The writer is co-chairwoman of the Columbia/Howard County Parents, Families and Friends of Lesbians and Gays.
Setting the facts straight on 1917 changes in Russia
"Not since Lenin's Bolsheviks overthrew the Romanov dynasty in 1917" ("Russia's youth revolution," May 24)?
Come on. Czar Nicholas II Romanov, the last czar of Russia, abdicated, his brother the grand duke declined to succeed him, and on March 17, 1917, Russia became a republic.
What Lenin's butchers overthrew was a democratically elected provisional government headed by Alexander Kerensky, who escaped about two frog's hairs ahead of Trotsky's hatchet men.
The point is, there was no Romanov dynasty for Lenin's Bolsheviks to overthrow; only Romanovs were left for them to slaughter, which they did.
Czar Nicholas had resigned in March and the revolution wasn't until November.

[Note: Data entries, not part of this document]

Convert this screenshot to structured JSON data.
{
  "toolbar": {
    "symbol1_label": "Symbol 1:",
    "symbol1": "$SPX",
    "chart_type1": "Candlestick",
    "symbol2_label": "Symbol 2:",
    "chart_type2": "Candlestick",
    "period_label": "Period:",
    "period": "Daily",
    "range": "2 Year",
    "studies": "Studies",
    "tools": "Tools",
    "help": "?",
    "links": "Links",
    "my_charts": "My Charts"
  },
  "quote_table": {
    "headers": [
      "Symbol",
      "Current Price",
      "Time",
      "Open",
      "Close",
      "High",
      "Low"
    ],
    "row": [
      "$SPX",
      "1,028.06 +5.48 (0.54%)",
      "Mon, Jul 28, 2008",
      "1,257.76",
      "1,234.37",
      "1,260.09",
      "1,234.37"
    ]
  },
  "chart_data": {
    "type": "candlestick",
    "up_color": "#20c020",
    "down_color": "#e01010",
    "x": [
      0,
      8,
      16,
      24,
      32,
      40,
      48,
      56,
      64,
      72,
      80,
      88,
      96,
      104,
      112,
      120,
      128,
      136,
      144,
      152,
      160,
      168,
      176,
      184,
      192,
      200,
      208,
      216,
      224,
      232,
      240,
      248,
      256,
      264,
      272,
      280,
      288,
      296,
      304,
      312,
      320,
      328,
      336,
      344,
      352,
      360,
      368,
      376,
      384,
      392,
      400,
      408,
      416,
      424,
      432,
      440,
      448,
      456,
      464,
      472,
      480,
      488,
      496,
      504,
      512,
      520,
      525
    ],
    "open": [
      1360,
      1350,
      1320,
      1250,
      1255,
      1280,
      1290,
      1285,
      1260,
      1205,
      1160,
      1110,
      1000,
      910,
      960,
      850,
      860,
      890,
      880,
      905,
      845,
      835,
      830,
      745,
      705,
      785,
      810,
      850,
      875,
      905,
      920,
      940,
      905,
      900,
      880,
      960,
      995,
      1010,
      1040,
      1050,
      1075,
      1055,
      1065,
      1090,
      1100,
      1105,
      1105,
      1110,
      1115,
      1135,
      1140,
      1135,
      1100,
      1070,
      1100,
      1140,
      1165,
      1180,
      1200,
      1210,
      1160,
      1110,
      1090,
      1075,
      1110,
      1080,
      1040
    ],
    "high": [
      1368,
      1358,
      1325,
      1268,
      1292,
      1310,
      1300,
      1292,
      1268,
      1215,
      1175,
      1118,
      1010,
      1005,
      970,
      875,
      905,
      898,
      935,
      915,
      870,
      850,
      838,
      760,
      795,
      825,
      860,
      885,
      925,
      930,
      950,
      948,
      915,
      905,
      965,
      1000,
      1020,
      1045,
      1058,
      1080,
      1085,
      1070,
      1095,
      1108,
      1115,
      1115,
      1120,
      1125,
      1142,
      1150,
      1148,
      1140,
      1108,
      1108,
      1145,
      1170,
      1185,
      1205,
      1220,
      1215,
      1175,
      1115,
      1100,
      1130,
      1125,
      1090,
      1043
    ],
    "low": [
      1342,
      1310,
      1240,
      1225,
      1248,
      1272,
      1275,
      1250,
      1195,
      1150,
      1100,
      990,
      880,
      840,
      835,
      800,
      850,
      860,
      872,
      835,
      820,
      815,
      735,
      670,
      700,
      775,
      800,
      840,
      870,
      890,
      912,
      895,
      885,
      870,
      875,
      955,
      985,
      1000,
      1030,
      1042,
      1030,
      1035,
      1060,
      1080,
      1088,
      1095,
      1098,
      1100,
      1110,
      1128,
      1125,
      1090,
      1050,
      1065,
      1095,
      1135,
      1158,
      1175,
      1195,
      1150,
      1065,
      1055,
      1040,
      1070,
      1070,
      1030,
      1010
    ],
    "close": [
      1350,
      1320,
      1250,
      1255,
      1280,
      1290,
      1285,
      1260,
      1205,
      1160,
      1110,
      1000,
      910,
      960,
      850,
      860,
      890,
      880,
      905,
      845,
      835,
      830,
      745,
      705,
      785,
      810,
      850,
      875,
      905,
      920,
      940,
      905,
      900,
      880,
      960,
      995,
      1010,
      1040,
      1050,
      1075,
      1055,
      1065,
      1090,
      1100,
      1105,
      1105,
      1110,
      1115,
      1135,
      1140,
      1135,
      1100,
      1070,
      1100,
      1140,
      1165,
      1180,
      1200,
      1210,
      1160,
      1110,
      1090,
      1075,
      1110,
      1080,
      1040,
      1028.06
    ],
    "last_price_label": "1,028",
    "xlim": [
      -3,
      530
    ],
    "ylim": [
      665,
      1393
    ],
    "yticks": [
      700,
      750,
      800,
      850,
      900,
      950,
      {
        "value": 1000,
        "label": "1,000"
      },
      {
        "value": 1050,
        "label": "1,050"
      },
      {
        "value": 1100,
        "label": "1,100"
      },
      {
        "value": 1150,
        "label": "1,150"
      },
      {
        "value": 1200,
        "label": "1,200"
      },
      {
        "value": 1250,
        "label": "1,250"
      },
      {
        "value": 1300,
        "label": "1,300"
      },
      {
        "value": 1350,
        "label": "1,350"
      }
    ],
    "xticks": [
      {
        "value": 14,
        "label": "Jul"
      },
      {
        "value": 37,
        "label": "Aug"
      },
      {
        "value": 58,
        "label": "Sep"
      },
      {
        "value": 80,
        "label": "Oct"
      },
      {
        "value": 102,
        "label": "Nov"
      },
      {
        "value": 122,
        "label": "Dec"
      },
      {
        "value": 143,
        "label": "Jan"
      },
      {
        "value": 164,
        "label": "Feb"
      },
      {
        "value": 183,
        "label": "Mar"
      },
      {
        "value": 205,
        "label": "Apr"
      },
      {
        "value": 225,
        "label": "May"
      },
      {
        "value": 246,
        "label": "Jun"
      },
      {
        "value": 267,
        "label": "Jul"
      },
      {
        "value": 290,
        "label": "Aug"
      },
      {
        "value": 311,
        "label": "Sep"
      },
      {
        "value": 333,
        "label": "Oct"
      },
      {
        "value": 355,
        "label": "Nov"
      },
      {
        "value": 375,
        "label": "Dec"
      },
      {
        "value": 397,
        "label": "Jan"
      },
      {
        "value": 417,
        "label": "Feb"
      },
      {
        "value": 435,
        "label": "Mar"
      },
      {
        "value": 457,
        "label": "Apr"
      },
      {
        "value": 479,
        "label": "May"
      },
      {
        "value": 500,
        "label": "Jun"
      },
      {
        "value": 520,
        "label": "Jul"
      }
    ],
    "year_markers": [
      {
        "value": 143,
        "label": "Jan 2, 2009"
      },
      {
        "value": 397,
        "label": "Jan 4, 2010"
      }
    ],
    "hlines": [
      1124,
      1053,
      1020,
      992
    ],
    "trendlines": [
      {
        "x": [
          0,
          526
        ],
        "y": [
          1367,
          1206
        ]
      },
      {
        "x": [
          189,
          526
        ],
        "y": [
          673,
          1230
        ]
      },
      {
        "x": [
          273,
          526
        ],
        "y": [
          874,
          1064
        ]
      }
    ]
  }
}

The Bolsheviks did liquidate the Romanovs but overthrew a democratically elected government.
Don P. Savell
Reporting on murder case was sensitive, informative
I recently presided over the murder trial of State vs. Joseph Roy Metheny. I commend staff reporter Scott Higham for his accurate and humane reporting of the trial proceedings.
His informative yet sensitive and restrained reporting, without gruesome details, is much appreciated.
Mr. Higham's final report ("Victim gets life, no parole in killing," May 16) included the poem composed by and read by the victim's mother during the victim impact statement, displaying a sense of public sentimentality that unequivocally separates a fine newspaper from the supermarket tabloids.
His talent is also the grist from which Pulitzers are awarded.
!Judge Clifton J. Gordy
The writer is a Baltimore circuit judge.
Beneficiaries of charities were missing from cartoon
As president for the Commission of Social Justice and a former Terp, I was shocked to receive a copy of the cartoon dealing with the death of Frank Sinatra. How could yours, supposedly a reputable newspaper, sink so low as to publish such a mean-spirited cartoon dealing with the death of a fellow human being?
I do not even have to wonder whether your newspaper would have the courage to defame the memory of any other ethnic or racial group as you have done in the above-mentioned cartoon. Too bad you do not depict the thousands of individuals who have been the beneficiaries of his charities.
Angelo R. Bianchi
The writer is president of the Commission for Social Justice, Order Sons of Italy in America.